Annonce drones AUKUS→Pression sur la Chine pour transparence maritime→Accélération des programmes chinois de UUV→Course à l'armement subaquatique→Militarisation des câbles sous-marins civils→Nouveau domaine de compétition stratégique
Le projet annoncé à Singapour n'est pas un simple exercice de communication. Il s'agit d'un programme doté de ressources, d'un calendrier et d'une structure de gouvernance trilatérale. Concrètement, les trois pays vont développer une famille de systèmes de drones sous-marins capables d'effectuer des missions de reconnaissance, de surveillance, de guerre anti-sous-marine, de lutte contre les mines et de guerre électronique. La spécificité du projet réside dans son approche « ouverte » — les capteurs et les systèmes d'armes seront développés par les industries de défense des trois pays, avec une architecture modulaire permettant l'intégration de technologies nationales différentes. Le secrétaire britannique John Healey a précisé que le projet inclut « des capteurs et des systèmes d'armes de pointe pour drones sous-marins » — une formulation qui couvre à la fois la détection (sonar, magnétomètres, caméras) et l'interception (torpilles légères, charges directionnelles, systèmes de brouillage). Les premières livraisons sont attendues en 2027 — un calendrier très serré qui témoigne de l'urgence perçue par les trois capitales. Le projet sera coordonné par une structure de gouvernance trilatérale spécifique, distincte de la gouvernance du Pillar 1 (sous-marins nucléaires). Cette séparation institutionnelle vise à éviter que la complexité du programme nucléaire ne ralentisse le développement des drones.
- Militarisation des infrastructures civiles : En faisant de la protection des câbles sous-marins une mission militaire prioritaire, AUKUS franchit une ligne conceptuelle. Les câbles étaient jusqu'ici protégés par des accords civils internationaux. En les intégrant dans le champ de la défense, le pacte légitime une réponse militaire à toute menace — y compris des acteurs non-étatiques ou des incidents difficilement attribuables.
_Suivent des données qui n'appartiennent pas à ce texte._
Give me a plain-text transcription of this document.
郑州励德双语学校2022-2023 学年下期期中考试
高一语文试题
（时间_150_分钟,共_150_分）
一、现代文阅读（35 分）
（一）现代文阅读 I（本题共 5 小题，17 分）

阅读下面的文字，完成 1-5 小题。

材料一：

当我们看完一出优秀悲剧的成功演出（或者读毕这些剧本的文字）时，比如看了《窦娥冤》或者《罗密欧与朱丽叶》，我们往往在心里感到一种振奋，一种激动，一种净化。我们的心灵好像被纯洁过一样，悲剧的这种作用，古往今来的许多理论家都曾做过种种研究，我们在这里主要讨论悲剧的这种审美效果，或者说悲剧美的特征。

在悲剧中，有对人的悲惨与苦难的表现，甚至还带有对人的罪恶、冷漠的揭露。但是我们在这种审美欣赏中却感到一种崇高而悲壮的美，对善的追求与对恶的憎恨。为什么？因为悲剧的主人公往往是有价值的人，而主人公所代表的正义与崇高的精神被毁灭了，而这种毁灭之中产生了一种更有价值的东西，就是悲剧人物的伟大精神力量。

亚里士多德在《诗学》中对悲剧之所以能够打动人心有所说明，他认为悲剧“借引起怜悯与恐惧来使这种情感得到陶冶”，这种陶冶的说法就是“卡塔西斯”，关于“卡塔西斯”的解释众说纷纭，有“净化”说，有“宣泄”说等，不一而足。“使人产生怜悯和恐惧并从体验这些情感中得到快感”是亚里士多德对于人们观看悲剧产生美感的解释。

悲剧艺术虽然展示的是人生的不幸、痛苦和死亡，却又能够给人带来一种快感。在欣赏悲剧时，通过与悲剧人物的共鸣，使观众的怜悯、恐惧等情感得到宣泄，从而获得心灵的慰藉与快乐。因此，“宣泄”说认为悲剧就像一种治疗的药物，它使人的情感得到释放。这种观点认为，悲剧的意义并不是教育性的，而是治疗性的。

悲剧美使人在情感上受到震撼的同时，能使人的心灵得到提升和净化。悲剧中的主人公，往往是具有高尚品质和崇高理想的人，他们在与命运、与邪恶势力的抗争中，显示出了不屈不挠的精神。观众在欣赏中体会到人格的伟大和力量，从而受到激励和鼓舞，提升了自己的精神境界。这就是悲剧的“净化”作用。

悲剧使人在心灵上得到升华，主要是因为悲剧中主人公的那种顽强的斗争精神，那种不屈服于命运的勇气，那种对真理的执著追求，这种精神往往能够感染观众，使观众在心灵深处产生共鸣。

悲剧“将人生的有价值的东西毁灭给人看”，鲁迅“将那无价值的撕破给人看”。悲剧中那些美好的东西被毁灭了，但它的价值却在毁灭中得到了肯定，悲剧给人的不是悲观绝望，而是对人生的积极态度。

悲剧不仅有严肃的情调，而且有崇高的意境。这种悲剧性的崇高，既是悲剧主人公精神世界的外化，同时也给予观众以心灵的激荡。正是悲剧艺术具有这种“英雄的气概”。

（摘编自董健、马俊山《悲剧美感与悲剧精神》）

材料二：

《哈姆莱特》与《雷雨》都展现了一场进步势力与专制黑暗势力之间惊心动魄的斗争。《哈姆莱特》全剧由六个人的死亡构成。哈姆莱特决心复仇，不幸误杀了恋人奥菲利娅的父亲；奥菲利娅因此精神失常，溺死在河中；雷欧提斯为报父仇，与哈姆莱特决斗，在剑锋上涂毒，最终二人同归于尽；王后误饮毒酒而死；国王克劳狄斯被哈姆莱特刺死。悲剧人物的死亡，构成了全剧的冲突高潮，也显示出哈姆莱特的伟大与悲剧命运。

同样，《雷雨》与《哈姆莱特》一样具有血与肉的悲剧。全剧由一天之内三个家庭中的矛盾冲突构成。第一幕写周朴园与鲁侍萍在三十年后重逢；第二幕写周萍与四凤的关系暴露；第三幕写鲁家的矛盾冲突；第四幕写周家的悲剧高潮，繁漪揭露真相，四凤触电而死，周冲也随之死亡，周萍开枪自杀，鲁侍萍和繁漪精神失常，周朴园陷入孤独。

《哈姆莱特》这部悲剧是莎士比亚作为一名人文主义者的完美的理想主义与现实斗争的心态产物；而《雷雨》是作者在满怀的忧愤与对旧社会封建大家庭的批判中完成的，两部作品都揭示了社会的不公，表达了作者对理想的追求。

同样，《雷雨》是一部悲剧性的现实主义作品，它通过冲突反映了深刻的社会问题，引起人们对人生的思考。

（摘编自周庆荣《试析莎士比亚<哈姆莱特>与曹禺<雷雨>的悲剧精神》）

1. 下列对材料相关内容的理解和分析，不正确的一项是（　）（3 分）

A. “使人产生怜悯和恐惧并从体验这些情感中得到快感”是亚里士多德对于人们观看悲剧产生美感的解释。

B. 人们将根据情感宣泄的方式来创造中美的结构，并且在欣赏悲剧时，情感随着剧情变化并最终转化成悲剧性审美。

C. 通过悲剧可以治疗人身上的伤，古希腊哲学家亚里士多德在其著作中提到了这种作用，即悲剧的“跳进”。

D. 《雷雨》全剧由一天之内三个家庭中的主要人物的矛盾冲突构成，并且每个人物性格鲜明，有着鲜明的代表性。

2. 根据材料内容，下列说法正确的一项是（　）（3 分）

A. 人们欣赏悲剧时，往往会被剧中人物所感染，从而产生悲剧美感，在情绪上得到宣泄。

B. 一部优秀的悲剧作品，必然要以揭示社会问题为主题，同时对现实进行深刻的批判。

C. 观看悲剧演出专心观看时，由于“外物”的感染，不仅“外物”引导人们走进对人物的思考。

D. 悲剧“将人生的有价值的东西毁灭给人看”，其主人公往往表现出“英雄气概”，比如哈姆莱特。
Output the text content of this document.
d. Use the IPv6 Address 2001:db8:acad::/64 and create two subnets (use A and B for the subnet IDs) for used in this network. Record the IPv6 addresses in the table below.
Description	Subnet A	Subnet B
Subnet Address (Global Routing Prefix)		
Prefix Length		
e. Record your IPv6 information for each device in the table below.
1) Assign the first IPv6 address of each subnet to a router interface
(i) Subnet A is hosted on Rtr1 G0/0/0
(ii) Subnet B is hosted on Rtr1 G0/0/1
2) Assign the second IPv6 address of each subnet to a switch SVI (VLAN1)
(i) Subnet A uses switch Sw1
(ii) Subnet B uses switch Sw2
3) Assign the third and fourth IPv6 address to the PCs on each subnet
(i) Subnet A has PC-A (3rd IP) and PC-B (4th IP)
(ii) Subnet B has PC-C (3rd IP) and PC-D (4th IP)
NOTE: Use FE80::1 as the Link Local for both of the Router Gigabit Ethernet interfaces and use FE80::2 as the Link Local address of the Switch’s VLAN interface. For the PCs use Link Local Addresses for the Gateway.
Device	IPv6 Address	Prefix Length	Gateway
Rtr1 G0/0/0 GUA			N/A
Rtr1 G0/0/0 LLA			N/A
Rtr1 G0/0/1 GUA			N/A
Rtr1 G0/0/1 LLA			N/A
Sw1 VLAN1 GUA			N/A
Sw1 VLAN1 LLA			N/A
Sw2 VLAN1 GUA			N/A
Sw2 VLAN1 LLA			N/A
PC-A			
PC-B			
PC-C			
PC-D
Cette évolution crée un précédent pour d'autres infrastructures critiques (pipelines sous-marins, stations spatiales, hubs internet).
- Escalade du domaine subaquatique : Les fonds marins deviennent un nouveau théâtre d'opérations militaires permanentes. Après les drones aériens (ciel), les drones de surface (mer), voici les drones sous-marins (fonds marins). Chaque nouveau domaine ajoute une couche de complexité à la gestion des crises et multiplie les risques d'incidents non maîtrisés entre grandes puissances.
- Recomposition des alliances : L'annonce d'AUKUS au Shangri-La Dialogue envoie un signal clair aux pays d'Asie du Sud-Est et du Pacifique : l'Australie assume un rôle de leader régional dans la défense des infrastructures critiques. Le Japon, la Corée du Sud, les Philippines et Taïwan sont désormais confrontés à un choix stratégique : s'aligner sur la doctrine AUKUS ou développer leurs propres capacités. Le concept de « seabed battlefield » redessine les lignes de fracture de l'Indo-Pacifique.